Last modified: 2010-04-16 14:57:17 UTC
In the last time vandals create many articles which seems to have exactly the same title. Unfortunately they insert unvisible UTF8 characters into the title. So we get many diffferent articles which titles looks like say "Karin Stoiber". Software should refuse creating articles with a title which includes an unvisible character - of course "blank" must be an exception. Vandal problem occured in de-WP. My nickname is tsor, I am administrator. tsor
*** This bug has been marked as a duplicate of 1414 ***
When you said "unvisible UTF8 characters" I thought you were talking about some whitespace utf8 characters, but (as you explained in bug 1414) you are talking about characters which look like some latin characters (eg 'greek kappa' like 'K', or 'cyrillic small dze' like 's', etc .. -> [[w:en:Homoglyph]] ). Well using non latin utf8 characters in titles is not a bug .. it's a feature. Some wiki, like fr: use a lot of non latin char in the titles (usually it redirects to a romanized normalised title). Moreover the homoglyph problem already existed with l (L) and I (i) loot at [[w:de:Ill (Elsass)]] ; some vandals can create a page "Johannes Paul ll" (Johannes Paul II) most users wont notice. As it's somewhat related to punycode/IDN firefox 1.0.1 problem look at mozilla discussions : - http://weblogs.mozillazine.org/gerv/archives/007562.html - http://www.gerv.net/security/phishing-browser-defences.html We could try the suggested : - "Measurements of lexical proximity" with an older article title (helped with a list of utf8 homograph pair) - "Domain letter colouring", hilighting, tooltips above chars showing which unicode bloc they belong to. Or we could hilight/warn only unusual utf8 characters but this could required to define the list of frequently used char per wiki. I change the summary of the bug to "utf8 Homoglyph in titles"

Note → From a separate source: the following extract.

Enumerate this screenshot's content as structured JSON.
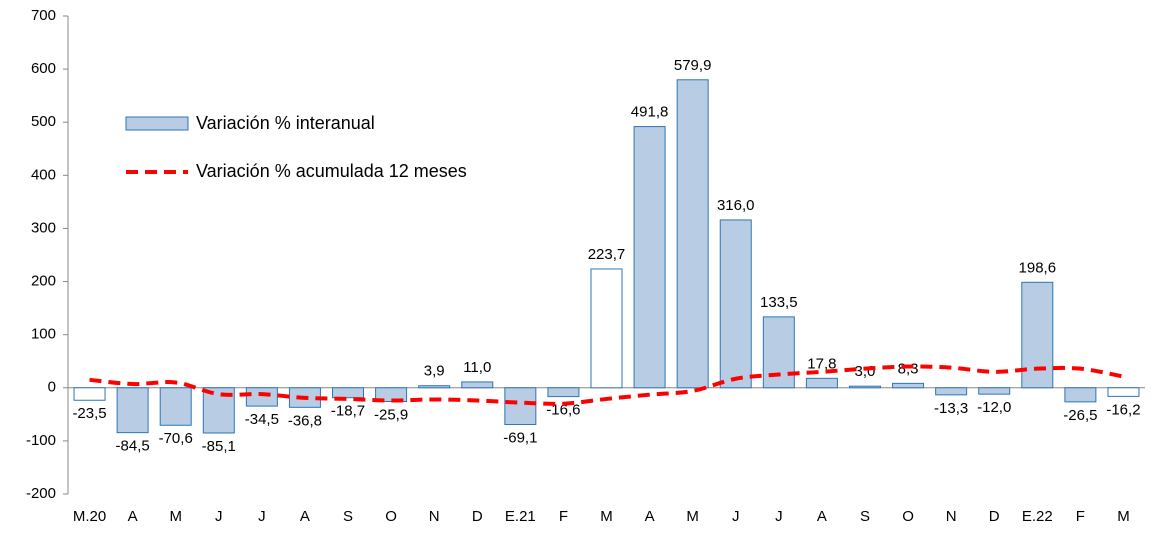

Moved to the general/Unknown component and changed the severity from major to trivial, there is an easy workaround avalible.
(In reply to comment #2) > Well using non latin utf8 characters in titles is not a bug .. it's a feature. > Yes, and on those grounds I would originally suggest a WONTFIX. (In reply to comment #3) > Moved to the general/Unknown component and changed the severity from major to > trivial, there is an easy workaround avalible. Yes, you can use AbuseFilter to prevent these sorts of things if vandalism is indeed an issue for your wiki (and I believe en.wikipedia already does some things to this effect). For that reason, I'm going to resolve this FIXED.